La petite paysanne fit un signe de tête et partit en courant. Ses petits talons se relevaient régulièrement sous son jupon de laine déchiré, et ses mains pendaient le long de son corps, brunes et effilées, durcies par les rudes travaux de la terre, mais mignonnes et bien faites.

– C’est ma petite chercheuse de pipes, dit Stépane Pétrovitch ; jusqu’ici elle était vouée uniquement à mon service, mais il faut qu’elle vous ait pris en affection, car elle a prié Dounia de lui laisser faire votre chambre. C’est une petite fantasque, et qui n’aime pas tout le monde. Tenez, ajouta-t-il plus bas, elle ne peut pas souffrir ma femme.

– Pourquoi ?

– Qu’est-ce que j’en sais ! Aussi ma femme le lui rend bien ! Elle est à mon service ; c’est moi qui la paie, continua le brave homme, qui riait à se tenir les côtes, tant l’idée de payer lui-même un serviteur lui semblait incongrue et bizarre.

– Et combien la payez-vous ? demanda Boris, que ce rire contagieux avait gagné.

– Trente copecks par mois ! répondit le général en pouffant de rire. C’est une orpheline ; elle n’a jamais eu de père ; la mère est morte il y a neuf ou dix ans.

– Mais quel âge a-t-elle ? fit Boris surpris, je ne lui aurais pas donné cet âge.

– Elle a bien onze ou douze ans. Elle n’a pas été gâtée, allez ! mais je l’aime bien, au fond. Elle demeure à la cuisine avec les gens.

La petite Sophie, qu’on appelait Sonia, par abréviation, arriva en ce moment au pas de course, tenant à la main l’objet égaré qu’elle remit à son propriétaire.

Stépane Pétrovitch passait sa journée à semer des pipes dans tous les coins, et la fonction de la petite fille n’était pas une sinécure, tant s’en faut.

– Allons, Sonia, c’est bien, je te remercie, dit Goréline en passant sa main sur le front lisse et hâlé de l’enfant.

Les yeux gris foncé de la petite brillèrent de joie ; elle saisit cette grosse main pataude et la porta à ses lèvres avec un élan de reconnaissance.

– Elle est bien gentille, dit Boris sans penser qu’elle l’entendait.

L’enfant attacha sur lui son regard honnête.

– Tu fais ma chambre tous les jours, Sonia, lui dit le jeune homme avec bonté. C’est bien, je suis content de toi ; tu travailles comme une grande personne.

Par un geste tout à fait russe, Sonia passa son bras replié devant ses yeux, et regarda Boris de dessous cet abri ; ses joues se couvrirent de rougeur, et elle se sauva à toutes jambes.
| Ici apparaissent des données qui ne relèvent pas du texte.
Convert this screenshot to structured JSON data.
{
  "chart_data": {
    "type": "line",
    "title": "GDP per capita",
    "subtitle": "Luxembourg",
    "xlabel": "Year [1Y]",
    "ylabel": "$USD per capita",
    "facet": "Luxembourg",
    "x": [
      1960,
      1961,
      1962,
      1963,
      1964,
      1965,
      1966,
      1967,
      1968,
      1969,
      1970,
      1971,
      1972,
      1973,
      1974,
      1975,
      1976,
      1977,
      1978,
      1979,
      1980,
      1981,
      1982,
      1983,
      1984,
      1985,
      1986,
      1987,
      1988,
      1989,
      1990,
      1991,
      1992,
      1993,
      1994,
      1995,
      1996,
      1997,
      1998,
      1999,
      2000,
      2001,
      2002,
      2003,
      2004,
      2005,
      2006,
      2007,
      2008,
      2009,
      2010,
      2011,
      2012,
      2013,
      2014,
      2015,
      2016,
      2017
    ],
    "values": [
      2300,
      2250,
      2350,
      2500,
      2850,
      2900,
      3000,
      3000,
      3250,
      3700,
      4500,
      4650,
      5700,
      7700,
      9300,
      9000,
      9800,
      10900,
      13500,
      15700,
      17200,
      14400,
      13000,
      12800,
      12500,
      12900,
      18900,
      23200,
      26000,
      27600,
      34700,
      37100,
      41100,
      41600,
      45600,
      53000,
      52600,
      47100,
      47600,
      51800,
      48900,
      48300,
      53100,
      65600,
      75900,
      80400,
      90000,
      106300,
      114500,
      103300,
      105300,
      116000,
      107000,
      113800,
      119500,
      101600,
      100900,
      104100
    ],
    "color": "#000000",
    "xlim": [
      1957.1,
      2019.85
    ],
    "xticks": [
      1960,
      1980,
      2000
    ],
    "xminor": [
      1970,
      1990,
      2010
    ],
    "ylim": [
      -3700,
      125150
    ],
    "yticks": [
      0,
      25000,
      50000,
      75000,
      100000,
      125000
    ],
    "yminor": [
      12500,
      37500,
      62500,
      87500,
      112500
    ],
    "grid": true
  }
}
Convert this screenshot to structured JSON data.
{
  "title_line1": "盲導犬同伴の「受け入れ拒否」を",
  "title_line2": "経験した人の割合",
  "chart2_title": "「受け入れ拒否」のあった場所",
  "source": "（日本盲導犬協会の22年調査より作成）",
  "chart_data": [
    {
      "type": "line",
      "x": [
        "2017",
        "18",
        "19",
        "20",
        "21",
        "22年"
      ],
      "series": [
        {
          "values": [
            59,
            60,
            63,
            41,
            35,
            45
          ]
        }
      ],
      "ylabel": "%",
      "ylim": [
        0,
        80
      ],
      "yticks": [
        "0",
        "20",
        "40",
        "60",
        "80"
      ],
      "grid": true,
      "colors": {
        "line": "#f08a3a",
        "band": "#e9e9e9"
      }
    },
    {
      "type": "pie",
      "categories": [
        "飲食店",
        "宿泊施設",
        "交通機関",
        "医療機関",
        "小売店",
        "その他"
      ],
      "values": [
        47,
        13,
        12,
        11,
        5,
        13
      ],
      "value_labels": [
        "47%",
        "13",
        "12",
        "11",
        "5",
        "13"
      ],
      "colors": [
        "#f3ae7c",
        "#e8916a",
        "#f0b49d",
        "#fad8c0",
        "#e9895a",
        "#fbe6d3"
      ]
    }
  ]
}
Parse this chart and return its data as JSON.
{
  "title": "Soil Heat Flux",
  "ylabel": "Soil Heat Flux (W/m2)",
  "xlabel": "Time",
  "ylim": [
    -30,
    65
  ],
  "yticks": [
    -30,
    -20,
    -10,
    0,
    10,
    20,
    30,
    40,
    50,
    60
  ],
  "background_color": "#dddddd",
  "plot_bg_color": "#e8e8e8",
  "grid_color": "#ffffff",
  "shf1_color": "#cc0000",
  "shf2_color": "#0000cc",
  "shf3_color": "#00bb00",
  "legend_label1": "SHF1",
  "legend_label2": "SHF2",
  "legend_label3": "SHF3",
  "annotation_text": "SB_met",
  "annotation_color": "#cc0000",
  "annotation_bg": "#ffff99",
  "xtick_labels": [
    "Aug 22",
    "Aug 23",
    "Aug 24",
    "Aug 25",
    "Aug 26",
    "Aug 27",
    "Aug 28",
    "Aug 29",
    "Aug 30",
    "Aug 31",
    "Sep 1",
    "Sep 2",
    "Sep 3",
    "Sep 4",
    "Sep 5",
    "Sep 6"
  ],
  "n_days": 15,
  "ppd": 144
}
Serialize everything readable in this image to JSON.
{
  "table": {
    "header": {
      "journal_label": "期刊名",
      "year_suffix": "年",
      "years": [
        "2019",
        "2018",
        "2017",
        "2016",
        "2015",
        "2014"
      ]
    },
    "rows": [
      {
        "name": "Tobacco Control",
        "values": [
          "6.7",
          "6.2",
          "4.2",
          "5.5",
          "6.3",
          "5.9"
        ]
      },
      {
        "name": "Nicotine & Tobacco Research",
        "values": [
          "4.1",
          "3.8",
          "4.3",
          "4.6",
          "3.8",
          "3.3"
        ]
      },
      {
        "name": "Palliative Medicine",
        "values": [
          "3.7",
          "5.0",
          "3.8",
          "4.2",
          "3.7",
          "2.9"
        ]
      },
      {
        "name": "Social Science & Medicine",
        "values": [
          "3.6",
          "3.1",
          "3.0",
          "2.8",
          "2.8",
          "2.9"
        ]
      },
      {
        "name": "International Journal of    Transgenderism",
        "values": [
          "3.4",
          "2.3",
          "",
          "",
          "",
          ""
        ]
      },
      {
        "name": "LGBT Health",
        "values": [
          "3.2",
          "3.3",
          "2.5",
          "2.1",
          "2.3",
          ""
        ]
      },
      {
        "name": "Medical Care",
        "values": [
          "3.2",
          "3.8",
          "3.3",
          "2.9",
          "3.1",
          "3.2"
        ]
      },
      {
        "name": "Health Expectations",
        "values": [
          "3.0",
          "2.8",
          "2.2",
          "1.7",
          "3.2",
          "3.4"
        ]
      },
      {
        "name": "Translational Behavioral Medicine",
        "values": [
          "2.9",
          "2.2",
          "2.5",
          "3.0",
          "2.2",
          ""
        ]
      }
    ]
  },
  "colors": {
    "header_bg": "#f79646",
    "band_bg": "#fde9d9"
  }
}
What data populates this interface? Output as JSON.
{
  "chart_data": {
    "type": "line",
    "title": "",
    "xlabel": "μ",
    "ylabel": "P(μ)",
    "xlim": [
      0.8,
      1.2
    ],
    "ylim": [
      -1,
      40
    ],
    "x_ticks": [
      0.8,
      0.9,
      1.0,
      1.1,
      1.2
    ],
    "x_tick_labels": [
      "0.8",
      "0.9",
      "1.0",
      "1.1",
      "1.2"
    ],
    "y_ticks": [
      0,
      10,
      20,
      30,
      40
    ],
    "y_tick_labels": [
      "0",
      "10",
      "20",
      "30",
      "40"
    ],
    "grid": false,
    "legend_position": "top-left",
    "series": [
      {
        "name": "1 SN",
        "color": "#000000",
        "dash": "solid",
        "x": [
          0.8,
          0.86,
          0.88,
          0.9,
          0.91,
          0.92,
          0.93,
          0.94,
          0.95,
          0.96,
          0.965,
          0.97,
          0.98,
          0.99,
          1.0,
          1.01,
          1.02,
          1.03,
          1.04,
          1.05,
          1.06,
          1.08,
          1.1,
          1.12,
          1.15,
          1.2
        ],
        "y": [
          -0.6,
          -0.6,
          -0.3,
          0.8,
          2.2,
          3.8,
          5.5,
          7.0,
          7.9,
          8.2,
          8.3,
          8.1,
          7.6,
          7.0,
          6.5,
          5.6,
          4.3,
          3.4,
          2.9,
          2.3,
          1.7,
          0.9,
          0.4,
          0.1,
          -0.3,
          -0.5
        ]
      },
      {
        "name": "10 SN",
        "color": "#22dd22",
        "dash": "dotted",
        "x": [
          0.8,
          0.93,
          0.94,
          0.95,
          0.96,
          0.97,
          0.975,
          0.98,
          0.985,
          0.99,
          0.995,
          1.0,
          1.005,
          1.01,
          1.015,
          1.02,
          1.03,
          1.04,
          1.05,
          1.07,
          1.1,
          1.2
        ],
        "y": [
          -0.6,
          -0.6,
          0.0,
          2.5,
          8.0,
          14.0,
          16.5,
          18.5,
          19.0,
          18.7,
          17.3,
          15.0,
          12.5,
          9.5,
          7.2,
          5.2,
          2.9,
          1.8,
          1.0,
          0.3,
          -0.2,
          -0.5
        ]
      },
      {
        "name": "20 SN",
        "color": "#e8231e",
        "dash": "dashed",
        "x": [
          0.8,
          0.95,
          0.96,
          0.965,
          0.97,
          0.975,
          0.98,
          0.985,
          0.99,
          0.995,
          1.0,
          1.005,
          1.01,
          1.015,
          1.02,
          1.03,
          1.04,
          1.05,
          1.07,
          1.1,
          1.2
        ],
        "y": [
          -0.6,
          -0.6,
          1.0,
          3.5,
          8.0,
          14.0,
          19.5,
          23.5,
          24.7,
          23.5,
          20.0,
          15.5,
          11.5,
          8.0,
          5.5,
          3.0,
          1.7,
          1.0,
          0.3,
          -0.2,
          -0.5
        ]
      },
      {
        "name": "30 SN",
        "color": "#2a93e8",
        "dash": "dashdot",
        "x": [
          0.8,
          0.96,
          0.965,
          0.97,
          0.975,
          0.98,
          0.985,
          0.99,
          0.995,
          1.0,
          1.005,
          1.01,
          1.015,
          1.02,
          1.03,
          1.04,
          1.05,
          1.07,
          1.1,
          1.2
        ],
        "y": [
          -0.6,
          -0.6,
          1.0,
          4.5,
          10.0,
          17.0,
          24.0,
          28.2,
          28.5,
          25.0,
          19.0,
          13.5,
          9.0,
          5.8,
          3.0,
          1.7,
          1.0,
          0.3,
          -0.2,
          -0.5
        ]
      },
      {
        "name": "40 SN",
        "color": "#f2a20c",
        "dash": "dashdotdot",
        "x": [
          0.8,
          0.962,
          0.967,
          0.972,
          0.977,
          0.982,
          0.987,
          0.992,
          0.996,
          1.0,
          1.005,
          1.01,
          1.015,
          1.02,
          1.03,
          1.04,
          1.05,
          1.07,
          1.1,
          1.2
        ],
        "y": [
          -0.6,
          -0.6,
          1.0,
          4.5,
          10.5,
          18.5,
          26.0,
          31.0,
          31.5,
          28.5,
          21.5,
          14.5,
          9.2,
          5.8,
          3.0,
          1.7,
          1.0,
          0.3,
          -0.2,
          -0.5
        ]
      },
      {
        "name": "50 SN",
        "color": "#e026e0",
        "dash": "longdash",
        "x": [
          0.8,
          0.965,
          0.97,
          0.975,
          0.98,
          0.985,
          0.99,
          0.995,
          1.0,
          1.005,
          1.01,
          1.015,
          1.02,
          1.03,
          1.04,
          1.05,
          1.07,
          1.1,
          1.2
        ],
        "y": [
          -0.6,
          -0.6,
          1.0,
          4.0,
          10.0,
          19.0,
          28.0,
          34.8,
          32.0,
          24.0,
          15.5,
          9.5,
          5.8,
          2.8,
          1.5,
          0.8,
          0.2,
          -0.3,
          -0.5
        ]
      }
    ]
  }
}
Lydie apparut au bout de la terrasse, portant des fleurs dans un pan de sa robe, qui laissait voir sous son jupon brodé un joli pied mince, bien qu’un peu long.

– Bonjour, papa, fit-elle en rougissant.

Et elle vint embrasser le vieillard, tout étonné de cette tendresse inaccoutumée.

– Venez déjeuner.

Elle se pendit à son bras, sans regarder Boris, qui les suivit charmé.

Désormais les plis moelleux de cette robe lilas bornaient pour lui l’horizon.